Tal revisión incluye escuetas referencias al idealismo, los racionalismos, el existencialismo o el
estructuralismo, que confluyen en una conclusión de tipo general: es verdad que el arte responde a una filosofía y a un sentido de la vida, “…pero el arte trasciende esa respuesta, abre
caminos y ensancha horizontes, muy por encima de las ideas en las que se basa y de las que se
nutre” (p. 16).
Al observar el fenómeno de un hombre que se emociona ante una flor, dirá Borobio, los filósofos querrán descubrir la causa de esa emoción, y junto a ellos aparecerán muy pronto los científicos que harán definiciones e incluso escribirán tratados sobre la flor, describiéndola
técnicamente desde todos los puntos de vista; ahora bien, quizá ninguno se emocione.

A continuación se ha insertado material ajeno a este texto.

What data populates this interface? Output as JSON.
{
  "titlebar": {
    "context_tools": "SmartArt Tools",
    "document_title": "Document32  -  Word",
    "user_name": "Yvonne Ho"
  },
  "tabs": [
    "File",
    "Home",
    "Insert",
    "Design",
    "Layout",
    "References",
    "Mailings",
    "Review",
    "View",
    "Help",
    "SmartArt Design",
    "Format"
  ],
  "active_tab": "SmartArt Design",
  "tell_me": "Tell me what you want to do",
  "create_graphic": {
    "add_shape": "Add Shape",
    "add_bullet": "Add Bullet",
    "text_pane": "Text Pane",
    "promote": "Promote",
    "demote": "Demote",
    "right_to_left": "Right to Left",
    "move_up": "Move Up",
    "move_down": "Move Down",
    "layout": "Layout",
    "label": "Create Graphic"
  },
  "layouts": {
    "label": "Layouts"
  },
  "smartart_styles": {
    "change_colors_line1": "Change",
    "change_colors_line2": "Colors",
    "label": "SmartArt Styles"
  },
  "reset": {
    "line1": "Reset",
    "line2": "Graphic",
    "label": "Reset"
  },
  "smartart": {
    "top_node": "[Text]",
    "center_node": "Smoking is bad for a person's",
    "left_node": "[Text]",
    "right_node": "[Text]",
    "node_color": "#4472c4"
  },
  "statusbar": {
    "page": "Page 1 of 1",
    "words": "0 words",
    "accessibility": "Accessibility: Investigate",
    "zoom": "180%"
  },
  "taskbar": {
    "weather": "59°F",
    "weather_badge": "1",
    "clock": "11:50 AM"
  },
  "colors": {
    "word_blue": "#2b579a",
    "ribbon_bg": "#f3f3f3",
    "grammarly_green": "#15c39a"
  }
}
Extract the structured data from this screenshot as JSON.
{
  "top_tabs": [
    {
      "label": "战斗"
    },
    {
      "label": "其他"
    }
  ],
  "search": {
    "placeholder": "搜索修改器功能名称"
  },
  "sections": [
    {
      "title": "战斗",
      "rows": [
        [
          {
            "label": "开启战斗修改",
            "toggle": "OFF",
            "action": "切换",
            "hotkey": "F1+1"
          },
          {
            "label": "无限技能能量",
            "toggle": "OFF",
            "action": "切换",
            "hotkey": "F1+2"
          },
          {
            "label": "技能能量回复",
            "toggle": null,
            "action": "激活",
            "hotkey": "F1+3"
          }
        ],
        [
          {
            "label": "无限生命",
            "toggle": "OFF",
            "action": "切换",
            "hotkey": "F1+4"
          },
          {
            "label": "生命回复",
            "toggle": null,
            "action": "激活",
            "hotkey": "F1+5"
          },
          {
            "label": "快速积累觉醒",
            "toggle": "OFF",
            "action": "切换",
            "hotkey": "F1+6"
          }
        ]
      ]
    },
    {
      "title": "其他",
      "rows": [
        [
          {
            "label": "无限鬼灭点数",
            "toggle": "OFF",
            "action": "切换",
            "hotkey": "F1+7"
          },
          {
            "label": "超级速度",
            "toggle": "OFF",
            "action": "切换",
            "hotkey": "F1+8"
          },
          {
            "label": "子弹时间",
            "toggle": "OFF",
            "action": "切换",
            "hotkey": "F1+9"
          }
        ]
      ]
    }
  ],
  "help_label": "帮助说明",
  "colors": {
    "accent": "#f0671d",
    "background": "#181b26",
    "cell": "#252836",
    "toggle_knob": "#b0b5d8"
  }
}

Como
el estudio de la flor, el estudio del arte ha acompañado siempre al Arte. Y Borobio escribe siempre esta palabra con mayúscula, cosa que ve imprescindible en la medida en que la flor emocionante y la flor estudiable son en realidad, de cara al sujeto situado frente a ella, distintas
flores (cfr. pp. 17-18).
El Arte expresión vital pretende presentar el arte no como una abstracción sino como una ‘andadura’: “Es bueno pensar y hacer pensar en los caminos del arte –dice su autor–; pero es mejor
(yo, decididamente, lo prefiero), hollarlos e invitar a recorrerlos” (p. 25). Y, de hecho, la presentación del arte como algo fundamentalmente vivido es y se entiende polémica, radicalmente crítica. Precisa por tanto cierto desarrollo teórico, siquiera para establecer con suficiente rigor
y claridad las distinciones, las denuncias y los desmentidos sobre los que se construye. De ahí
que comience con el análisis de las posibilidades de definición del arte y un intento positivo de
alcanzarla (cfr. caps. I y II). Para ello, frente al fárrago de las argumentaciones desarrolladas
sobre implícitos prejuicios o tan sólo a posteriori, Borobio pretende fijarse directamente en las
condiciones de la constitución del arte como arte a partir de la experiencia común. Busca liberarse de ocultas predisposiciones e intereses ajenos para descubrir el lugar genuino del arte en
la vida humana, en sus términos más generales: “…el camino más honrado para llegar a una
definición del arte debe seguir un proceso que puede parecer pedestre: deberemos analizar esos
conceptos un poco vagos que son de dominio común y que, si sirven para que nos manejemos,
es porque responden a lo más profundo de lo que entendemos por arte, y por consiguiente
están en lo cierto” (p. 30).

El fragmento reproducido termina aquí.